The first method code is below:

import java.security.MessageDigest;
import java.util.Arrays;

import javax.crypto.Cipher;
import javax.crypto.SecretKey;
import javax.crypto.spec.IvParameterSpec;
import javax.crypto.spec.SecretKeySpec;

public class TripleDESTest {

    public static void main(String[] args) throws Exception {

        String text = "kyle boon";

        byte[] codedtext = new TripleDESTest().encrypt(text);
        String decodedtext = new TripleDESTest().decrypt(codedtext);

        System.out.println(codedtext); // this is a byte array, you'll just see a reference to an array
        System.out.println(decodedtext); // This correctly shows "kyle boon"
    }

    public byte[] encrypt(String message) throws Exception {
        final MessageDigest md = MessageDigest.getInstance("SHA-1");
        final byte[] digestOfPassword = md.digest("HG58YZ3CR9"
                .getBytes("utf-8"));
        final byte[] keyBytes = Arrays.copyOf(digestOfPassword, 24);
        for (int j = 0, k = 16; j < 8;) {
            keyBytes[k++] = keyBytes[j++];
        }

        final SecretKey key = new SecretKeySpec(keyBytes, "DESede");
        final IvParameterSpec iv = new IvParameterSpec(new byte[8]);
        final Cipher cipher = Cipher.getInstance("DESede/CBC/PKCS5Padding");
        cipher.init(Cipher.ENCRYPT_MODE, key, iv);

        final byte[] plainTextBytes = message.getBytes("utf-8");
        final byte[] cipherText = cipher.doFinal(plainTextBytes);
        // final String encodedCipherText = new sun.misc.BASE64Encoder()
        // .encode(cipherText);

        return cipherText;
    }

    public String decrypt(byte[] message) throws Exception {
        final MessageDigest md = MessageDigest.getInstance("SHA-1");
        final byte[] digestOfPassword = md.digest("HG58YZ3CR9"
                .getBytes("utf-8"));
        final byte[] keyBytes = Arrays.copyOf(digestOfPassword, 24);
        for (int j = 0, k = 16; j < 8;) {
            keyBytes[k++] = keyBytes[j++];
        }

        final SecretKey key = new SecretKeySpec(keyBytes, "DESede");
        final IvParameterSpec iv = new IvParameterSpec(new byte[8]);
        final Cipher decipher = Cipher.getInstance("DESede/CBC/PKCS5Padding");
        decipher.init(Cipher.DECRYPT_MODE, key, iv);

        // final byte[] encData = new
        // sun.misc.BASE64Decoder().decodeBuffer(message);
        final byte[] plainText = decipher.doFinal(message);

        return new String(plainText, "UTF-8");
    }
}

Answer

ntoskrnl picture ntoskrnl · Jul 4, 2013

As per this document, simply pass the cipher a key that is 168 bits long.

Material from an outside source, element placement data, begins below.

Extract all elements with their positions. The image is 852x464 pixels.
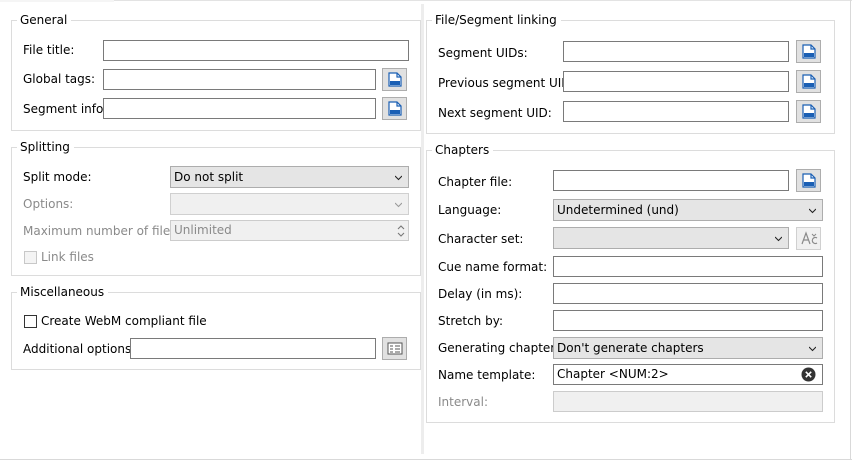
options-editor-icon — [387, 342, 403, 355]
browse-file-icon — [388, 72, 402, 87]
webm-label: Create WebM compliant file — [41, 314, 207, 328]
next-uid-browse-button[interactable] — [796, 100, 821, 123]
interval-label: Interval: — [438, 395, 488, 409]
top-separator — [0, 0, 852, 1]
link-files-checkbox[interactable] — [24, 251, 37, 264]
browse-file-icon — [388, 101, 402, 116]
pane-bottom-border — [0, 459, 852, 460]
webm-checkbox[interactable] — [24, 315, 37, 328]
global-tags-browse-button[interactable] — [382, 68, 407, 91]
stretch-input[interactable] — [553, 310, 823, 331]
delay-label: Delay (in ms): — [438, 287, 523, 301]
segment-info-input[interactable] — [103, 98, 376, 119]
split-mode-label: Split mode: — [23, 170, 92, 184]
charset-label: Character set: — [438, 232, 524, 246]
pane-right-border — [850, 0, 851, 460]
global-tags-label: Global tags: — [23, 72, 96, 86]
prev-uid-input[interactable] — [563, 71, 789, 92]
max-files-label: Maximum number of files: — [23, 224, 181, 238]
browse-file-icon — [802, 74, 816, 89]
selected-tab-edge — [0, 0, 114, 2]
generating-chapters-select[interactable]: Don't generate chapters — [553, 337, 823, 359]
cue-format-input[interactable] — [553, 256, 823, 277]
chapter-file-browse-button[interactable] — [796, 169, 821, 192]
charset-select[interactable] — [553, 227, 789, 249]
stretch-label: Stretch by: — [438, 314, 503, 328]
splitting-legend: Splitting — [17, 140, 74, 154]
segment-uids-browse-button[interactable] — [796, 40, 821, 63]
misc-legend: Miscellaneous — [17, 285, 109, 299]
interval-input[interactable] — [553, 391, 823, 412]
next-uid-input[interactable] — [563, 101, 789, 122]
segment-uids-input[interactable] — [563, 41, 789, 62]
additional-options-label: Additional options: — [23, 342, 136, 356]
prev-uid-browse-button[interactable] — [796, 70, 821, 93]
segment-info-browse-button[interactable] — [382, 97, 407, 120]
spin-arrows-icon — [397, 225, 405, 237]
options-editor-button[interactable] — [382, 337, 407, 360]
generating-chapters-value: Don't generate chapters — [557, 341, 704, 355]
additional-options-input[interactable] — [130, 338, 376, 359]
browse-file-icon — [802, 173, 816, 188]
language-value: Undetermined (und) — [557, 203, 679, 217]
split-mode-select[interactable]: Do not split — [170, 166, 409, 188]
file-title-input[interactable] — [103, 40, 409, 61]
segment-info-label: Segment info: — [23, 102, 108, 116]
linking-legend: File/Segment linking — [432, 13, 561, 27]
chevron-down-icon — [809, 346, 816, 352]
charset-icon — [801, 231, 818, 245]
options-label: Options: — [23, 197, 74, 211]
global-tags-input[interactable] — [103, 69, 376, 90]
chevron-down-icon — [395, 175, 402, 181]
cue-format-label: Cue name format: — [438, 260, 548, 274]
charset-button[interactable] — [796, 227, 821, 250]
language-label: Language: — [438, 203, 502, 217]
pane-splitter[interactable] — [421, 4, 424, 454]
clear-icon[interactable] — [801, 367, 816, 382]
name-template-value: Chapter <NUM:2> — [557, 367, 669, 381]
general-legend: General — [17, 13, 72, 27]
language-select[interactable]: Undetermined (und) — [553, 199, 823, 221]
link-files-label: Link files — [41, 250, 94, 264]
chevron-down-icon — [809, 208, 816, 214]
chevron-down-icon — [395, 202, 402, 208]
segment-uids-label: Segment UIDs: — [438, 46, 528, 60]
chapter-file-input[interactable] — [553, 170, 789, 191]
browse-file-icon — [802, 104, 816, 119]
browse-file-icon — [802, 44, 816, 59]
generating-chapters-label: Generating chapters: — [438, 341, 566, 355]
file-title-label: File title: — [23, 43, 75, 57]
name-template-label: Name template: — [438, 368, 536, 382]
chapters-legend: Chapters — [432, 143, 494, 157]
max-files-spinbox[interactable]: Unlimited — [170, 220, 409, 241]
options-select[interactable] — [170, 193, 409, 215]
max-files-value: Unlimited — [174, 223, 232, 237]
next-uid-label: Next segment UID: — [438, 106, 552, 120]
delay-input[interactable] — [553, 283, 823, 304]
chapter-file-label: Chapter file: — [438, 175, 513, 189]
chevron-down-icon — [775, 236, 782, 242]
prev-uid-label: Previous segment UID: — [438, 76, 575, 90]
name-template-input[interactable]: Chapter <NUM:2> — [553, 364, 823, 385]
split-mode-value: Do not split — [174, 170, 244, 184]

Keysize must be equal to 112 or 168.

A keysize of 112 will generate a Triple DES key with 2 intermediate keys, and a keysize of 168 will generate a Triple DES key with 3 intermediate keys.

Your code seems to do something questionable to make up for the fact that the output of MD5 is only 128 bits long.

Copy-pasting cryptographic code off the internet will not produce secure applications. Using a static IV compromises several reasons why CBC mode is better than ECB. If you are using a static key, you should probably consider generating random bytes using a secure random number generator instead of deriving the key from a short ASCII string. Also, there is absolutely no reason to use Triple DES instead of AES in new applications.